Когда-то Лиля мечтала стать артисткой, у нее до сих пор среди вороха фотографий сохранялась одна — со «Сценой у фонтана», в которой Лиля играла Марину Мнишек. Старый актер, их руководитель, сумел раздобыть для спектакля школьного драмкружка настоящие костюмы из театра. Лиля — «полячка гордая» — появлялась на маленькой школьной сцене в пышном парчевом платье, с тоненькой талией, с длинной слабой шейкой, бледным стебельком выраставшей из глубины высокого стоячего воротника, с ниткой стеклянных бус — под жемчуг,— заплетенной в пышно взбитые волосы... После шумного успеха на городской олимпиаде их кружок стали приглашать многие школы, и за Лилей всюду следовал большой чемодан с аккуратно упакованным парчовым платьем. На вечерах, едва она появлялась в зале, ее окружала целая свита мальчиков, из-за нее случались драки,— жестокие, кровавые. Лиля решила, что будет артисткой. После школы она поехала в Москву сдавать в студию при МХАТе и срезалась на первом же экзамене. Здесь не было парчи, не было завороженного, готового все простить зала — только пристальные глаза экзаменаторов, длинный стол и толпа за дверью, ждущая своей очереди. Лиля заледенела под суровыми взглядами сидящих за столом, сжалась, кое-как пробормотала монолог Катерины из «Грозы» и спустя два дня, накупив с горя разных баночек с косметикой, катила поездом к себе домой. У нее была возможность пойти в областной театр, но что-то внутри у нее ожесточилось, оглохло. К тому же ее познакомили с актрисой, одной из ведущих, но уже не первой молодости, уже давно игравшей в «Бесприданнице» не Ларису, а Огудалову. Может быть, она завидовала молодости Лили, а может быть,— в самом деле желала ей добра, когда вывернула перед нею всею театральную жизнь наизнанку. И тут оказалось, что помимо парчевых платьев, шквала аплодисментов и расклеенных по городу афиш с ее именем, Лилю ждали на первых порах,— впрочем, не известно, сколько грозили они продлиться — маленькие, почти бессловесные роли, дрязги и сплетни, необходимость понравиться режиссеру, ничтожная зарплата и работа, работа, работа... За всем этим вставал вопрос: быть или не быть? То есть остаться навсегда второразрядной артисткой, для которой самая сцена, со всем ее неуютом, бесперспективностью, постепенным увяданием и, следовательно, потерей последних шансов пробиться к главным ролям — сама сцена, преданное служение ей — выше славы, признания, «красной строки» в афишах... Лиля испугалась, промучилась всю зиму, решаясь, но так и не решилась...

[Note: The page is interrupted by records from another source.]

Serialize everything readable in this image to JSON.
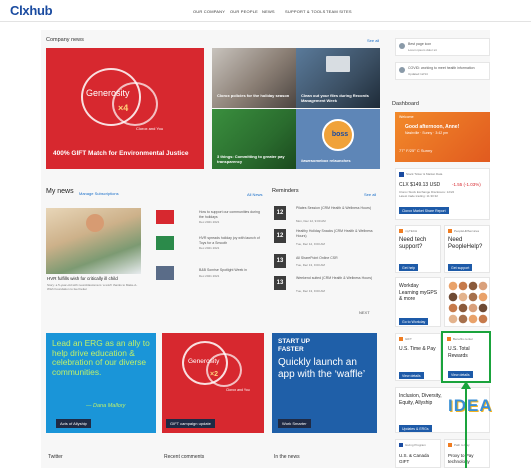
{
  "header": {
    "logo": "Clxhub",
    "nav": [
      "OUR COMPANY",
      "OUR PEOPLE",
      "NEWS",
      "SUPPORT & TOOLS",
      "TEAM SITES"
    ]
  },
  "company_news": {
    "title": "Company news",
    "see_all": "See all",
    "hero": {
      "headline": "400% GIFT Match for Environmental Justice",
      "graphic_word": "Generosity",
      "graphic_mult": "×4",
      "graphic_brand": "Clorox and You"
    },
    "tiles": [
      {
        "caption": "Clorox policies for the holiday season"
      },
      {
        "caption": "Clean out your files during Records Management Week"
      },
      {
        "caption": "3 things: Committing to greater pay transparency"
      },
      {
        "caption": "#awesomebox relaunches",
        "badge": "boss"
      }
    ]
  },
  "sidebar_top": {
    "items": [
      {
        "title": "Best page icon",
        "sub": "Lorem ipsum dolor sit"
      },
      {
        "title": "COVID: working to meet health information",
        "sub": "Updated 12/14"
      }
    ]
  },
  "dashboard": {
    "title": "Dashboard",
    "welcome": {
      "label": "Welcome",
      "greeting": "Good afternoon, Anne!",
      "sub": "Nashville · Sunny · 3:42 pm",
      "weather": "77° F/25° C  Sunny"
    },
    "stock": {
      "label": "Stock Ticker & Market Data",
      "price": "CLX $149.13 USD",
      "change": "-1.55 (-1.03%)",
      "meta1": "Clorox Stock Exchange Disclosure: 12/22",
      "meta2": "Latest trade trading: 11:30:32",
      "button": "Clorox Market Share Report"
    },
    "cards": [
      {
        "label": "myTECH",
        "title": "Need tech support?",
        "button": "Get help"
      },
      {
        "label": "PeopleHRServices",
        "title": "Need PeopleHelp?",
        "button": "Get support"
      },
      {
        "label": "Workday",
        "title": "Workday Learning myGPS & more",
        "button": "Go to Workday"
      },
      {
        "label": "GIFT",
        "title": "U.S. Time & Pay",
        "button": "View details"
      },
      {
        "label": "Benefits center",
        "title": "U.S. Total Rewards",
        "button": "View details"
      },
      {
        "label": "IDEA",
        "title": "Inclusion, Diversity, Equity, Allyship",
        "button": "Updates & ERGs",
        "art": "IDEA"
      },
      {
        "label": "Giving Program",
        "title": "U.S. & Canada GIFT",
        "button": ""
      },
      {
        "label": "Path to Pay",
        "title": "Proxy to Pay technology",
        "button": ""
      }
    ]
  },
  "my_news": {
    "title": "My news",
    "manage": "Manage Subscriptions",
    "all_news": "All News",
    "feature": {
      "caption": "HVR fulfills wish for critically ill child",
      "sub": "Story: a 5-year-old with neuroblastoma is ‘a wish’ thanks to Make-A-Wish Foundation to feel better"
    },
    "items": [
      {
        "title": "How to support our communities during the holidays",
        "date": "Dec 2021 2021"
      },
      {
        "title": "HVR spreads holiday joy with launch of Toys for a Smooth",
        "date": "Dec 2021 2021"
      },
      {
        "title": "B&B Sonrise Spotlight Week in",
        "date": "Dec 2021 2021"
      }
    ]
  },
  "reminders": {
    "title": "Reminders",
    "see_all": "See all",
    "items": [
      {
        "day": "12",
        "title": "Pilates Session (CRM Health & Wellness Hours)",
        "time": "Mon, Dec 12, 9:00 AM"
      },
      {
        "day": "12",
        "title": "Healthy Holiday Snacks (CRM Health & Wellness Hours)",
        "time": "Tue, Dec 12, 9:00 AM"
      },
      {
        "day": "13",
        "title": "All SharePoint Online CSR",
        "time": "Tue, Dec 13, 9:00 AM"
      },
      {
        "day": "13",
        "title": "Weekend suited (CRM Health & Wellness Hours)",
        "time": "Tue, Dec 13, 9:00 AM"
      }
    ],
    "next": "NEXT"
  },
  "promos": [
    {
      "text": "Lead an ERG as an ally to help drive education & celebration of our diverse communities.",
      "attribution": "— Dana Mallory",
      "button": "Acts of Allyship"
    },
    {
      "graphic_word": "Generosity",
      "graphic_mult": "×2",
      "graphic_brand": "Clorox and You",
      "button": "GIFT campaign update"
    },
    {
      "kicker": "START UP FASTER",
      "text": "Quickly launch an app with the ‘waffle’",
      "button": "Work Smarter"
    }
  ],
  "footer_sections": [
    "Twitter",
    "Recent comments",
    "In the news"
  ],
  "colors": {
    "brand_blue": "#1a4ba0",
    "red": "#d7282f",
    "orange": "#ef7d22",
    "highlight_green": "#1aa33c"
  }
}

И все-таки, вспоминая о том времени, она до сих пор испытывала сладкий, зовущий ужас перед сценой. То время — неопределенности, начала жизни, выбора, который открывал ей самые ослепительные надежды — казалось ей лучшим из всего, что довелось ей пережить впоследствии, когда все получило устойчивость, завершенность.